This week Just Asia begins with India, where criminal disdain for human life was seen again in a blaze claiming 22 young lives in a coaching institution in Surat, Gujarat, one of the country’s wealthiest states. Many of the students, trapped on the fourth floor of a building with no fire exits, were burnt alive or suffocated to death as they waited 45 minutes for the Fire Brigade to arrive. Although the Fire Department was aware of the building’s safety risks, it kept quiet due to corruption.
Next, Indonesia has seen unrest and violence leading up to the announcement of the presidential election results. After the Election Commission announced incumbent President Joko Widodo as the winner, opposition candidate Prabowo Subianto challenged the results. Prabowo’s supporters urged people to converge in Jakarta in protest. Six protesters died, hundreds of protesters were arrested, and 257 protesters were named as suspects under the Indonesian penal code. Many Prabowo supporters were charged and detained under the treason act of the Penal Code.
May 16th saw the passing of Eugene Soh, a man who dedicated his life working to defeat the military dictatorship in South Korea. Eugene passed away in the USA, of which he was a citizen. He had been living in Cambodia, where he contracted an illness that weakened him considerably. Just Asia speaks to Basil Fernando for his thoughts on Eugene Soh.
Moving to Pakistan, the national assembly has adopted a resolution to prevent forced conversions in the country. The resolution seeks to criminalize forced conversions, recommending seven years’ imprisonment and a fine of up to one million rupees for offenders. Forced conversions of minority groups are unfortunately common in Pakistan, and this resolution aims to deter the practice. According to the Human Rights Commission of Pakistan, some 1000 cases of forced conversions of Hindu and Christian girls were reported in Sindh province alone last year.
Taiwan became the first country in Asia earlier this month to legalize same-sex marriage. Last Monday saw Taiwan’s first official weddings, marking a historic day for the country. The new law was passed on May 17 after years of debate, allowing same-sex couples full legal marriage rights, including in areas such as taxes, insurance and child custody. Hundreds of couples eagerly seized their first opportunity to finally tie the knot.

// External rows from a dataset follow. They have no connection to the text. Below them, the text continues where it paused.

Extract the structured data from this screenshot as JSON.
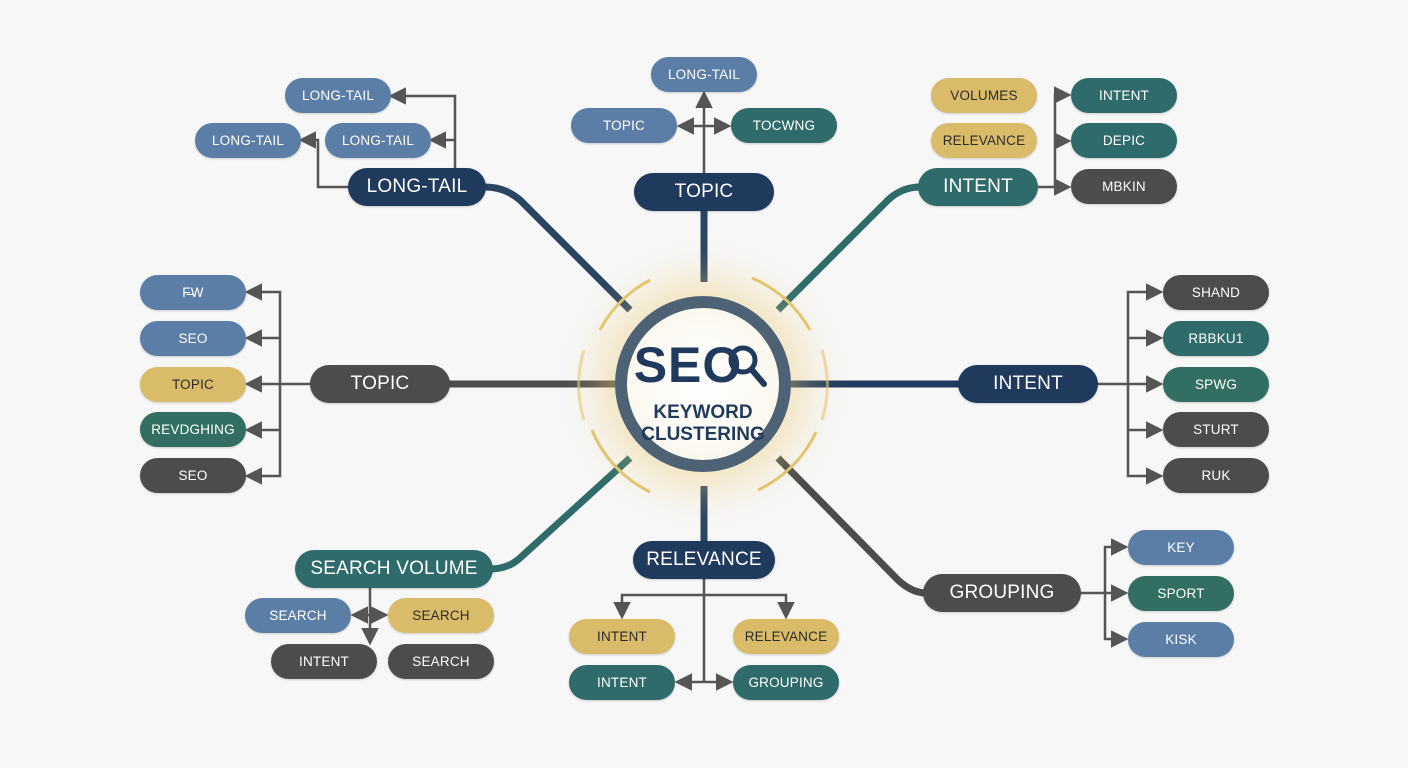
{
  "center": {
    "line1": "SEO",
    "line2": "KEYWORD",
    "line3": "CLUSTERING"
  },
  "colors": {
    "navy": "#1f3a5c",
    "teal": "#2e6b6a",
    "slate": "#5b7ea6",
    "gold": "#d9bb6a",
    "gray": "#4c4c4c",
    "connector": "#555555"
  },
  "branches": {
    "long_tail": {
      "label": "LONG-TAIL",
      "leaves": [
        "LONG-TAIL",
        "LONG-TAIL",
        "LONG-TAIL"
      ]
    },
    "topic_top": {
      "label": "TOPIC",
      "leaves": [
        "LONG-TAIL",
        "TOPIC",
        "TOCWNG"
      ]
    },
    "intent_top": {
      "label": "INTENT",
      "leaves": [
        "VOLUMES",
        "RELEVANCE",
        "INTENT",
        "DEPIC",
        "MBKIN"
      ]
    },
    "topic_left": {
      "label": "TOPIC",
      "leaves": [
        "F̶̶W",
        "SEO",
        "TOPIC",
        "REVDGHING",
        "SEO"
      ]
    },
    "intent_right": {
      "label": "INTENT",
      "leaves": [
        "SHAND",
        "RBBKU1",
        "SPWG",
        "STURT",
        "RUK"
      ]
    },
    "search_volume": {
      "label": "SEARCH VOLUME",
      "leaves": [
        "SEARCH",
        "SEARCH",
        "INTENT",
        "SEARCH"
      ]
    },
    "relevance": {
      "label": "RELEVANCE",
      "leaves": [
        "INTENT",
        "RELEVANCE",
        "INTENT",
        "GROUPING"
      ]
    },
    "grouping": {
      "label": "GROUPING",
      "leaves": [
        "KEY",
        "SPORT",
        "KISK"
      ]
    }
  }
}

In Hong Kong, more than 2,000 people marched last Sunday to mark 30 years since the Tiananmen massacre in Beijing. Between June 3-4, 1989, thousands of unarmed protesters and onlookers were killed as the Chinese military retook Tiananmen Square after months of student led protests. While all commemorations of the bloodshed are strictly prohibited in China, Hong Kong holds annual vigils and other events to pay tribute. This year, demonstrators took to the streets holding yellow umbrellas that read “Support Freedom, Oppose Evil Laws.” The march had additional significance as opposition to a proposed extradition law widely seen as eroding Hong Kong’s independent legal system.